Iraq’s Prime Minister Nouri al-Maliki faces mounting pressure to form an inclusive government or step aside following the loss of large swaths of territory to Sunni militants, with both a top Shiite cleric and the White House strongly hinting he is in part to blame for the crisis.
The most respected voice for Iraq’s Shiite majority on Friday joined calls for al-Maliki to reach out to the Kurdish and Sunni minorities a day after President Barack Obama challenged him to create a leadership representative of all Iraqis.
Grand Ayatollah Ali al-Sistani’s thinly veiled reproach was the most influential to place blame on the Shiite Prime Minister for the nation’s spiralling crisis, the most severe since US troops withdrew at the end of 2011.
Over the past two weeks, Iraq has lost a big chunk of the north to the al-Qaida-inspired Sunni militants of the Islamic State of Iraq and the Levant (ISIL), whose lightning offensive led to the capture of Mosul, the nation’s second-largest city.
On Thursday, Obama stopped short of calling for al-Maliki to resign, but his carefully worded comments did all but that.
“Only leaders that can govern with an inclusive agenda are going to be able to truly bring the Iraqi people together and help them through this crisis,” Obama said.
Al-Maliki’s State of Law bloc won the most seats in the April vote, but his hopes to retain his job are in doubt with rivals challenging him from within the broader Shiite alliance. In order to govern, his bloc must first form a majority coalition in the new 328-seat legislature, which must meet by June 30.
Al-Maliki’s Shiite-led government has long been accused of discriminating against Iraq’s Sunni and Kurdish populations.
But it is his perceived marginalisation of the once-dominant Sunnis that has sparked violence reminiscent of Iraq’s darkest years of sectarian fighting in 2006 and 2007.

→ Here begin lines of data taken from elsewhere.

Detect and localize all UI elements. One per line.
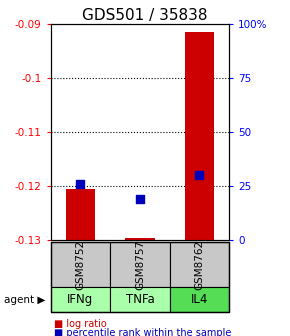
Text: TNFa: TNFa — [126, 293, 154, 306]
Text: IL4: IL4 — [191, 293, 208, 306]
Point — [138, 196, 142, 202]
Bar — [125, 238, 155, 240]
Text: GDS501 / 35838: GDS501 / 35838 — [82, 8, 208, 24]
Text: GSM8757: GSM8757 — [135, 240, 145, 290]
Text: GSM8762: GSM8762 — [194, 240, 204, 290]
Bar — [184, 32, 214, 240]
Text: ■ percentile rank within the sample: ■ percentile rank within the sample — [54, 328, 231, 336]
Bar — [66, 189, 95, 240]
Text: GSM8752: GSM8752 — [75, 240, 86, 290]
Text: agent ▶: agent ▶ — [3, 295, 45, 305]
Text: ■ log ratio: ■ log ratio — [54, 319, 106, 329]
Point — [78, 181, 83, 186]
Text: IFNg: IFNg — [67, 293, 94, 306]
Point — [197, 173, 202, 178]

Shiite politicians familiar with the secretive efforts to remove al-Maliki said two names mentioned as replacements are
former vice president Adel Abdul-Mahdi, a Shiite and French-educated economist, and Ayad Allawi, a secular Shiite who served as Iraq’s first prime minister after Saddam Hussein’s ouster. Others include Ahmad Chalabi, a onetime Washington favourite to lead Iraq, and Bayan Jabr, another Shiite who served as finance and interior minister under al-Maliki.